Only a handful of exceptions are allowed to enter Germany from these countries, including returning Germans and essential workers such as doctors. Trade links will also be maintained.
But even those allowed to cross the restricted border "are likely to be turned away" if they can't provide proof of a negative COVID-19 test, warned Bavarian premier Markus Soeder, whose state borders the Tyrol.
Infection rate halved
Europe's biggest economy has halved its daily infections rate after more than two months of painful curbs that shuttered most shops, schools and restaurants.
But fears are growing that the positive trend could be compromised by travellers from border regions that are reporting sky-high case rates.
Merkel's government is in particular concerned by the South African variant circulating in Tyrol and the British variant in the Czech Republic.

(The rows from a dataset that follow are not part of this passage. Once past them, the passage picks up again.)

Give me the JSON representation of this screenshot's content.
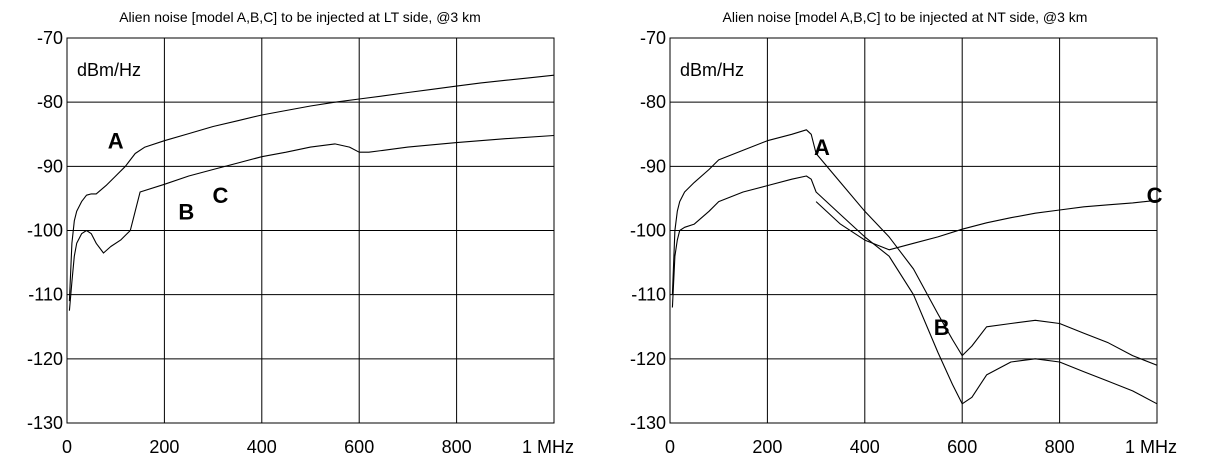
{
  "chart_data": [
    {
      "type": "line",
      "title": "Alien noise [model A,B,C] to be injected at LT side, @3 km",
      "unit_label": "dBm/Hz",
      "xlim": [
        0,
        1000
      ],
      "ylim": [
        -130,
        -70
      ],
      "x_ticks": [
        "0",
        "200",
        "400",
        "600",
        "800",
        "1 MHz"
      ],
      "y_ticks": [
        "-70",
        "-80",
        "-90",
        "-100",
        "-110",
        "-120",
        "-130"
      ],
      "grid": true,
      "series": [
        {
          "name": "A",
          "label_at": [
            100,
            -86
          ],
          "x": [
            5,
            10,
            15,
            20,
            30,
            40,
            50,
            60,
            80,
            100,
            120,
            140,
            160,
            200,
            250,
            300,
            350,
            400,
            450,
            500,
            550,
            600,
            650,
            700,
            750,
            800,
            850,
            900,
            950,
            1000
          ],
          "y": [
            -111,
            -102,
            -98.5,
            -97,
            -95.5,
            -94.5,
            -94.3,
            -94.3,
            -93,
            -91.5,
            -90,
            -88,
            -87,
            -86,
            -84.9,
            -83.8,
            -82.9,
            -82,
            -81.3,
            -80.6,
            -80,
            -79.5,
            -79,
            -78.5,
            -78,
            -77.5,
            -77,
            -76.6,
            -76.2,
            -75.8
          ]
        },
        {
          "name": "B",
          "label_at": [
            245,
            -97
          ],
          "x": [
            5,
            10,
            15,
            20,
            30,
            40,
            50,
            60,
            75,
            90,
            110,
            130,
            140,
            150,
            200,
            250,
            300,
            350,
            400,
            450,
            500,
            550,
            580,
            600,
            620,
            650,
            700,
            800,
            900,
            1000
          ],
          "y": [
            -112.5,
            -108,
            -104,
            -102,
            -100.5,
            -100,
            -100.5,
            -102,
            -103.5,
            -102.5,
            -101.5,
            -100,
            -97,
            -94,
            -92.8,
            -91.5,
            -90.5,
            -89.5,
            -88.5,
            -87.8,
            -87,
            -86.5,
            -87,
            -87.8,
            -87.8,
            -87.5,
            -87,
            -86.3,
            -85.7,
            -85.2
          ]
        },
        {
          "name": "C",
          "label_at": [
            315,
            -94.5
          ],
          "x": [],
          "y": []
        }
      ]
    },
    {
      "type": "line",
      "title": "Alien noise [model A,B,C] to be injected at NT side, @3 km",
      "unit_label": "dBm/Hz",
      "xlim": [
        0,
        1000
      ],
      "ylim": [
        -130,
        -70
      ],
      "x_ticks": [
        "0",
        "200",
        "400",
        "600",
        "800",
        "1 MHz"
      ],
      "y_ticks": [
        "-70",
        "-80",
        "-90",
        "-100",
        "-110",
        "-120",
        "-130"
      ],
      "grid": true,
      "series": [
        {
          "name": "A",
          "label_at": [
            312,
            -87
          ],
          "x": [
            5,
            10,
            15,
            20,
            30,
            50,
            80,
            100,
            150,
            200,
            250,
            280,
            290,
            300,
            350,
            400,
            450,
            500,
            550,
            580,
            600,
            620,
            650,
            700,
            750,
            800,
            850,
            900,
            950,
            1000
          ],
          "y": [
            -110,
            -100,
            -97,
            -95.5,
            -94,
            -92.5,
            -90.5,
            -89,
            -87.5,
            -86,
            -85,
            -84.3,
            -85,
            -88,
            -92.5,
            -97,
            -101,
            -106,
            -113,
            -117,
            -119.5,
            -118,
            -115,
            -114.5,
            -114,
            -114.5,
            -116,
            -117.5,
            -119.5,
            -121
          ]
        },
        {
          "name": "B",
          "label_at": [
            558,
            -115
          ],
          "x": [
            5,
            10,
            15,
            20,
            30,
            50,
            80,
            100,
            150,
            200,
            250,
            280,
            290,
            300,
            350,
            400,
            450,
            500,
            550,
            580,
            600,
            620,
            650,
            700,
            750,
            800,
            850,
            900,
            950,
            1000
          ],
          "y": [
            -112,
            -104,
            -101.5,
            -100,
            -99.5,
            -99,
            -97,
            -95.5,
            -94,
            -93,
            -92,
            -91.5,
            -92,
            -94,
            -97.5,
            -101,
            -104,
            -110,
            -119,
            -124,
            -127,
            -126,
            -122.5,
            -120.5,
            -120,
            -120.5,
            -122,
            -123.5,
            -125,
            -127
          ]
        },
        {
          "name": "C",
          "label_at": [
            995,
            -94.5
          ],
          "x": [
            300,
            350,
            400,
            450,
            500,
            550,
            600,
            650,
            700,
            750,
            800,
            850,
            900,
            950,
            1000
          ],
          "y": [
            -95.5,
            -99,
            -101.5,
            -103,
            -102,
            -101,
            -99.8,
            -98.8,
            -98,
            -97.3,
            -96.8,
            -96.3,
            -96,
            -95.7,
            -95.3
          ]
        }
      ]
    }
  ]
}
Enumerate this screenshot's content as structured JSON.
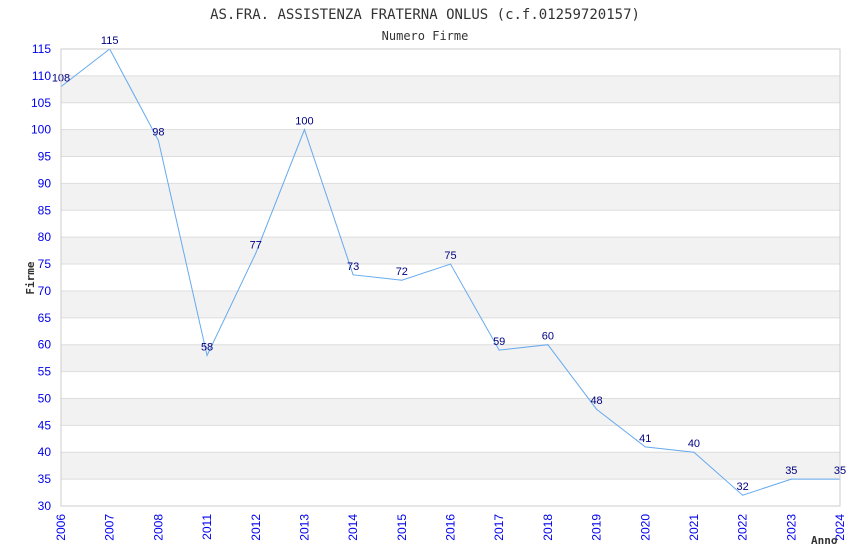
{
  "chart_data": {
    "type": "line",
    "title": "AS.FRA. ASSISTENZA FRATERNA ONLUS (c.f.01259720157)",
    "subtitle": "Numero Firme",
    "xlabel": "Anno",
    "ylabel": "Firme",
    "categories": [
      "2006",
      "2007",
      "2008",
      "2011",
      "2012",
      "2013",
      "2014",
      "2015",
      "2016",
      "2017",
      "2018",
      "2019",
      "2020",
      "2021",
      "2022",
      "2023",
      "2024"
    ],
    "series": [
      {
        "name": "Numero Firme",
        "values": [
          108,
          115,
          98,
          58,
          77,
          100,
          73,
          72,
          75,
          59,
          60,
          48,
          41,
          40,
          32,
          35,
          35
        ]
      }
    ],
    "ylim": [
      30,
      115
    ],
    "yticks": [
      30,
      35,
      40,
      45,
      50,
      55,
      60,
      65,
      70,
      75,
      80,
      85,
      90,
      95,
      100,
      105,
      110,
      115
    ],
    "grid": true,
    "line_color": "#66aaee",
    "tick_color": "#0000ee",
    "label_color": "#000080"
  }
}
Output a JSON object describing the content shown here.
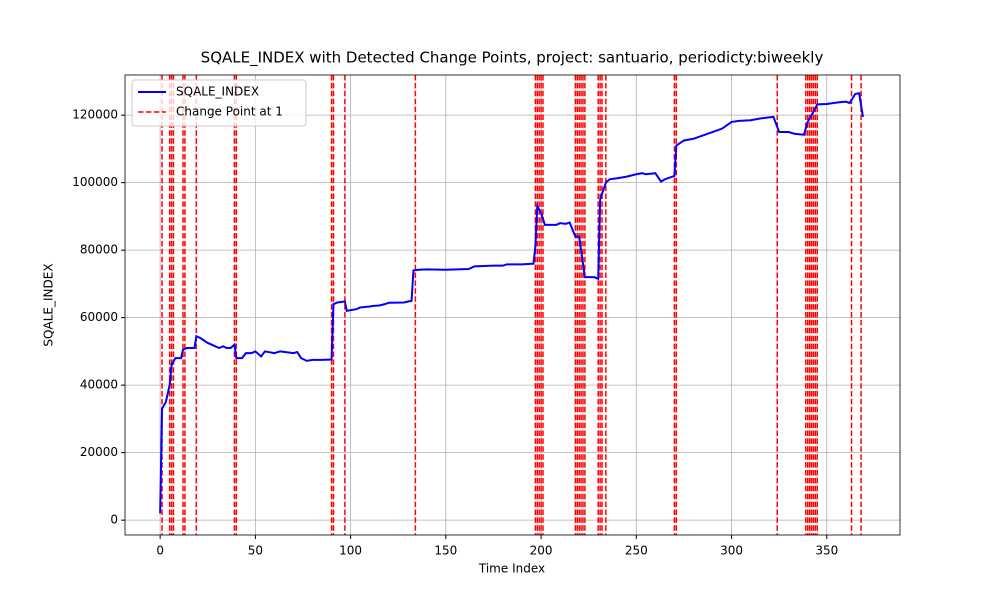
{
  "chart_data": {
    "type": "line",
    "title": "SQALE_INDEX with Detected Change Points, project: santuario, periodicty:biweekly",
    "x_label": "Time Index",
    "y_label": "SQALE_INDEX",
    "x": [
      0,
      1,
      3,
      5,
      6,
      7,
      8,
      11,
      12,
      14,
      18,
      19,
      21,
      25,
      29,
      31,
      33,
      35,
      37,
      39,
      40,
      43,
      45,
      48,
      50,
      53,
      55,
      60,
      63,
      66,
      70,
      72,
      74,
      77,
      80,
      85,
      90,
      91,
      93,
      97,
      98,
      103,
      105,
      110,
      112,
      115,
      118,
      120,
      128,
      132,
      133,
      136,
      140,
      150,
      162,
      165,
      175,
      180,
      182,
      190,
      196,
      197,
      198,
      200,
      202,
      208,
      210,
      213,
      215,
      218,
      220,
      223,
      228,
      230,
      231,
      234,
      236,
      240,
      245,
      250,
      253,
      255,
      260,
      263,
      265,
      270,
      271,
      275,
      280,
      285,
      290,
      295,
      300,
      304,
      310,
      315,
      322,
      325,
      330,
      333,
      338,
      340,
      343,
      345,
      350,
      356,
      360,
      362,
      365,
      367,
      369
    ],
    "series": [
      {
        "name": "SQALE_INDEX",
        "color": "#0000ff",
        "values": [
          2000,
          33000,
          35000,
          40000,
          46000,
          47000,
          48000,
          48000,
          50500,
          51000,
          51000,
          54500,
          54000,
          52500,
          51500,
          51000,
          51500,
          51000,
          51000,
          52000,
          48000,
          48000,
          49500,
          49500,
          50000,
          48500,
          50000,
          49500,
          50000,
          49800,
          49500,
          49800,
          48000,
          47200,
          47500,
          47500,
          47600,
          64000,
          64500,
          64800,
          62000,
          62500,
          63000,
          63300,
          63500,
          63600,
          64000,
          64400,
          64500,
          65000,
          74000,
          74200,
          74300,
          74200,
          74400,
          75200,
          75400,
          75400,
          75800,
          75800,
          76000,
          81000,
          93000,
          91000,
          87500,
          87500,
          88000,
          87800,
          88200,
          84000,
          84000,
          72000,
          72000,
          71500,
          95000,
          100000,
          101000,
          101300,
          101800,
          102500,
          102800,
          102500,
          102800,
          100300,
          101000,
          102000,
          111000,
          112500,
          113000,
          114000,
          115000,
          116000,
          118000,
          118300,
          118500,
          119000,
          119500,
          115000,
          115000,
          114500,
          114200,
          118000,
          121000,
          123200,
          123300,
          123800,
          124000,
          123600,
          126300,
          126500,
          119500
        ]
      }
    ],
    "change_points": {
      "name": "Change Point at 1",
      "color": "#ff0000",
      "x": [
        1,
        5,
        6,
        7,
        12,
        13,
        19,
        39,
        40,
        90,
        91,
        97,
        134,
        197,
        198,
        199,
        200,
        201,
        218,
        219,
        220,
        221,
        222,
        223,
        230,
        231,
        232,
        234,
        270,
        271,
        324,
        339,
        340,
        341,
        342,
        343,
        344,
        345,
        363,
        368
      ]
    },
    "xlim": [
      -18.45,
      388.45
    ],
    "ylim": [
      -4400,
      131900
    ],
    "xticks": [
      0,
      50,
      100,
      150,
      200,
      250,
      300,
      350
    ],
    "yticks": [
      0,
      20000,
      40000,
      60000,
      80000,
      100000,
      120000
    ],
    "grid": true,
    "legend": "upper left"
  }
}
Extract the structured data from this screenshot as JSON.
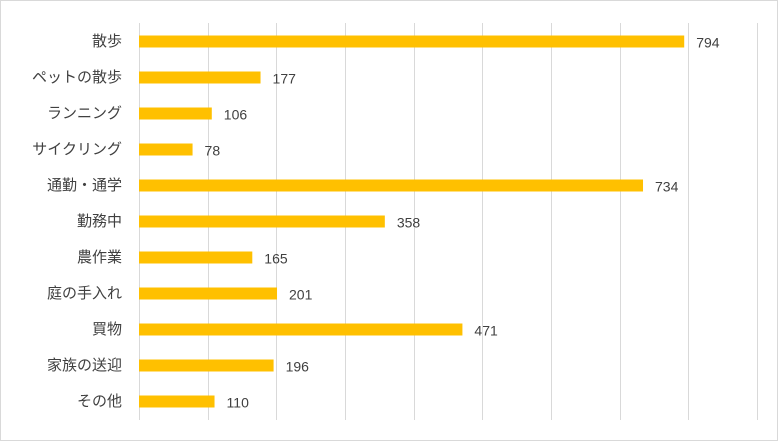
{
  "chart_data": {
    "type": "bar",
    "orientation": "horizontal",
    "title": "",
    "xlabel": "",
    "ylabel": "",
    "categories": [
      "散歩",
      "ペットの散歩",
      "ランニング",
      "サイクリング",
      "通勤・通学",
      "勤務中",
      "農作業",
      "庭の手入れ",
      "買物",
      "家族の送迎",
      "その他"
    ],
    "values": [
      794,
      177,
      106,
      78,
      734,
      358,
      165,
      201,
      471,
      196,
      110
    ],
    "xlim": [
      0,
      900
    ],
    "grid": true,
    "legend": "none",
    "data_labels": true,
    "bar_color": "#ffc000",
    "grid_color": "#d9d9d9",
    "text_color": "#404040"
  }
}
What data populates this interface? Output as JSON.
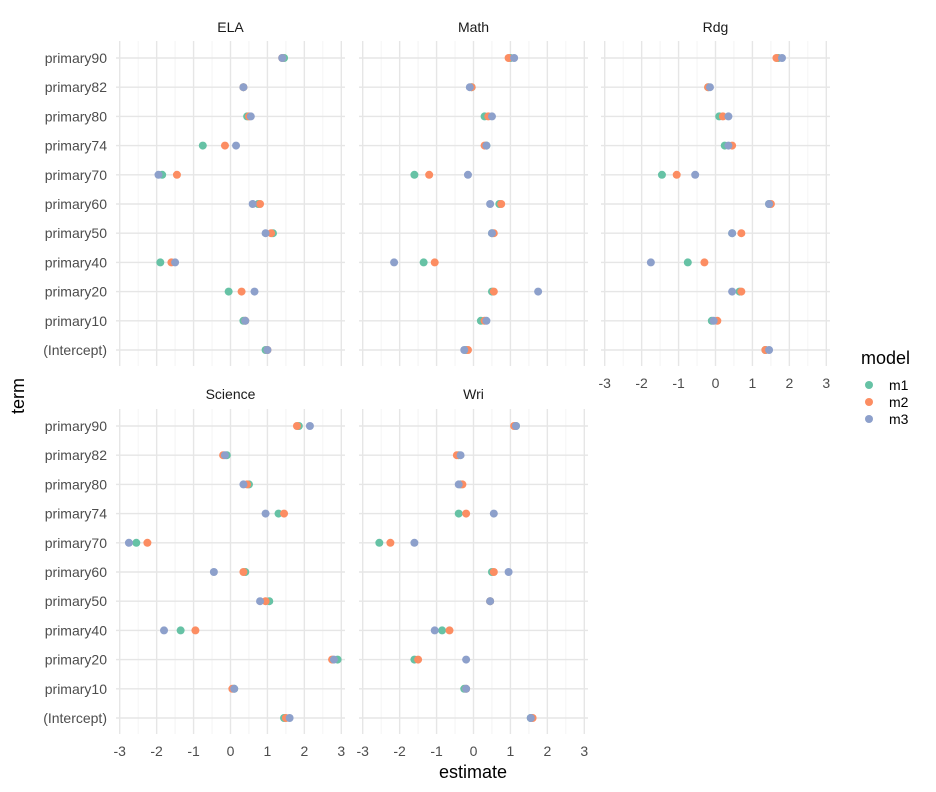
{
  "chart_data": {
    "type": "scatter",
    "xlabel": "estimate",
    "ylabel": "term",
    "xlim": [
      -3.1,
      3.1
    ],
    "x_ticks": [
      -3,
      -2,
      -1,
      0,
      1,
      2,
      3
    ],
    "terms": [
      "primary90",
      "primary82",
      "primary80",
      "primary74",
      "primary70",
      "primary60",
      "primary50",
      "primary40",
      "primary20",
      "primary10",
      "(Intercept)"
    ],
    "grid": true,
    "legend": {
      "title": "model",
      "position": "right",
      "entries": [
        {
          "name": "m1",
          "color": "#66c2a5"
        },
        {
          "name": "m2",
          "color": "#fc8d62"
        },
        {
          "name": "m3",
          "color": "#8da0cb"
        }
      ]
    },
    "panels": [
      {
        "title": "ELA",
        "series": {
          "m1": [
            1.45,
            0.35,
            0.45,
            -0.75,
            -1.85,
            0.75,
            1.15,
            -1.9,
            -0.05,
            0.35,
            0.95
          ],
          "m2": [
            1.4,
            0.35,
            0.5,
            -0.15,
            -1.45,
            0.8,
            1.1,
            -1.6,
            0.3,
            0.4,
            1.0
          ],
          "m3": [
            1.4,
            0.35,
            0.55,
            0.15,
            -1.95,
            0.6,
            0.95,
            -1.5,
            0.65,
            0.4,
            1.0
          ]
        }
      },
      {
        "title": "Math",
        "series": {
          "m1": [
            1.0,
            -0.05,
            0.3,
            0.35,
            -1.6,
            0.7,
            0.5,
            -1.35,
            0.5,
            0.2,
            -0.2
          ],
          "m2": [
            0.95,
            -0.05,
            0.4,
            0.3,
            -1.2,
            0.75,
            0.55,
            -1.05,
            0.55,
            0.3,
            -0.15
          ],
          "m3": [
            1.1,
            -0.1,
            0.5,
            0.35,
            -0.15,
            0.45,
            0.5,
            -2.15,
            1.75,
            0.35,
            -0.25
          ]
        }
      },
      {
        "title": "Rdg",
        "series": {
          "m1": [
            1.7,
            -0.2,
            0.1,
            0.25,
            -1.45,
            1.45,
            0.45,
            -0.75,
            0.65,
            -0.1,
            1.35
          ],
          "m2": [
            1.65,
            -0.2,
            0.2,
            0.45,
            -1.05,
            1.5,
            0.7,
            -0.3,
            0.7,
            0.05,
            1.35
          ],
          "m3": [
            1.8,
            -0.15,
            0.35,
            0.35,
            -0.55,
            1.45,
            0.45,
            -1.75,
            0.45,
            -0.05,
            1.45
          ]
        }
      },
      {
        "title": "Science",
        "series": {
          "m1": [
            1.85,
            -0.1,
            0.5,
            1.3,
            -2.55,
            0.4,
            1.05,
            -1.35,
            2.9,
            0.1,
            1.45
          ],
          "m2": [
            1.8,
            -0.2,
            0.45,
            1.45,
            -2.25,
            0.35,
            0.95,
            -0.95,
            2.75,
            0.05,
            1.5
          ],
          "m3": [
            2.15,
            -0.15,
            0.35,
            0.95,
            -2.75,
            -0.45,
            0.8,
            -1.8,
            2.8,
            0.1,
            1.6
          ]
        }
      },
      {
        "title": "Wri",
        "series": {
          "m1": [
            1.15,
            -0.4,
            -0.35,
            -0.4,
            -2.55,
            0.5,
            0.45,
            -0.85,
            -1.6,
            -0.25,
            1.55
          ],
          "m2": [
            1.1,
            -0.45,
            -0.3,
            -0.2,
            -2.25,
            0.55,
            0.45,
            -0.65,
            -1.5,
            -0.2,
            1.6
          ],
          "m3": [
            1.15,
            -0.35,
            -0.4,
            0.55,
            -1.6,
            0.95,
            0.45,
            -1.05,
            -0.2,
            -0.2,
            1.55
          ]
        }
      }
    ]
  }
}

On Saturday, motorists continued to cross the border into Germany before the new regulations took effect for at least 10 days.
"We are curious to know what will happen next because if we need to have a test every week, and pay for it, it would be a disaster," truck driver Milan Vaculka told AFP at the Rozvadov border post.
He was in a hurry to enter Germany and drive through to France with his cargo.
Three Czech cantons, including two on the German border, were placed under lockdown Thursday due to the prevalence of the COVID-19 variant first discovered in Britain.
In some Bavarian border towns the British variant now accounts for half of the new COVID-19-19 cases.
'Enough mistakes'
Slovakia, another country hard-hit by the COVID-19 variants, is also subject to restrictions from Sunday though it doesn't share a land border with Germany.
Controls could also soon be installed at the border with the Moselle region in eastern France, where the spread of coronavirus variants has been particularly active.
"Even though these virus variants are already circulating in Germany we need to prevent further intrusion as much as we can," said the interior minister of the Bade-Wurtemberg region, Bavaria's neighbour.
In Austria, anyone leaving the mountainous Tyrol region must show a negative coronavirus test result as worries grow over the presence there of the South African variant.
Bavarian premier Soeder said he feared that "a second Ischgl" was in the making - a reference to the Austrian ski area that became a coronavirus superspreader hotspot early on in the pandemic.
Tyrol "is not taking the development seriously," he said.
Austria's Tyrol region has allowed ski areas to remain open, supposedly for locals, but there has still been an influx of foreign skiers into the area.
Shops, museums and schools throughout Austria reopened Monday after weeks of shutdown, despite more than a thousand new coronavirus cases daily in the country.
For its part, the German government has decided to prolong partial lockdown measures until March 7. Schools will be allowed to reopen earlier with many regions planning to do so on February 22.
Interior Minister Seehofer on Friday responded strongly to European criticism of the German travel restrictions and to Brussel's request to facilitate worker's cross-border movement.
"Enough! The European Commission has made enough mistakes in purchasing vaccines in recent months," he told the Bild daily.